Boris Zaïtsev, né en Russie en 1881 et mort à Paris en 1972, est injustement méconnu. Disciple de Tourgueniev et de Tchekhov, il s’est servi de sa propre expérience d’émigré pour écrire en 1933 « Une maison à Passy », un roman où il raconte la vie d’une communauté russe anti-bolchévique exilée à Paris après le renversement du régime tzariste en 1917.
Dans l’est parisien, une vaste maison entourée de marronniers qui appartient à un couple français, est répartie en appartements abritant des Russes blancs issus de la diaspora. Parmi les locataires, on trouve Mikhaïlytch, un vieux général déchu qui enchaîne les emplois ingrats ; Kapa, une jeune femme cynique et dépressive ; Dora, sa voisine de palier, aristocrate juive devenue masseuse à domicile, qui vit avec son fils Rafa. Logent aussi dans la maison une couturière et sa vieille mère, ainsi qu’un ancien combattant reconverti en chauffeur de taxi. Le dernier arrivé est Anatoli, qui se fait passer pour un marchand d’art. Enfin Geneviève, une prostituée, est aussi de la maisonnée : française mais exilée sociale, elle croise ce petit monde dans l’escalier tous les après-midis lorsqu’elle part travailler.
Le besoin d’argent relie ces personnages déclassés. Pourtant, aucun ne confesse ses préoccupations pécuniaires, amoureuses ou existentielles, par fierté, souci des apparences ou isolement. Cependant la promiscuité favorise les rapprochements : on se rencontre dans un couloir, on échange quelques mots devant une porte entrebâillée, et le soir, les cloisons semblent bien minces. C’est ainsi qu’on découvre des failles dans les murs de cette maison aux allures respectables : Kapa entretient une relation amoureuse destructrice avec Anatoli, un gigolo qui court les hôtels particuliers pour emprunter de l’argent. Dora boit parfois afin d’oublier sa culpabilité quand elle succombe à son tour à ce séducteur hypocrite. Peu à peu, on se rapproche pour moins ressentir la solitude, comme le général affectueux qui prend Rafa sous son aile. Le temps réorganise les relations, les appartements s’ouvrent et les misères ainsi que les joies sont partagées. Le salut passe par la communauté, c’est ce que dit en substance le troublant Melchisédech, un prêtre orthodoxe chargé de recueillir des fonds pour la construction d’un ermitage : une autre maison russe en somme, la religion en plus.

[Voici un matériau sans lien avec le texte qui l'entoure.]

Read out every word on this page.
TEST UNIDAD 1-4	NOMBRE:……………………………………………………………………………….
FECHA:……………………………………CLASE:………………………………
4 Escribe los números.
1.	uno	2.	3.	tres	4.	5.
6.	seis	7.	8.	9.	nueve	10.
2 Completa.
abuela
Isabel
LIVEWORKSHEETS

Les dialogues de Zaïtsev sont ciselés avec un classicisme et une précision d’orfèvre ; les pensées des personnages sont autant de petits portraits accrochés aux murs des modestes meublés, et qui en disent long sur la nature de leurs habitants. Une profonde empathie nous lie à ces personnages au destin tragique, l’on s’identifie à la jeune femme insatisfaite, au père qui glisse des piécettes dans une bouteille en attendant la venue de sa fille… Passy est une maison de passage, où les Russes expatriés reprennent haleine avant de prendre le large pour une autre vie. Et lorsqu’il se vide de ses habitants, l’abri n’est plus qu’une coquille vide vouée à disparaître.
Ce roman humaniste et délicat aux accents nostalgiques nous invite à entrer sur la pointe des pieds dans ce nid russe, où les personnages cherchent à apaiser leur âme grâce à l’amour, au mysticisme, à s’accommoder à une nouvelle vie dont ils se font une raison.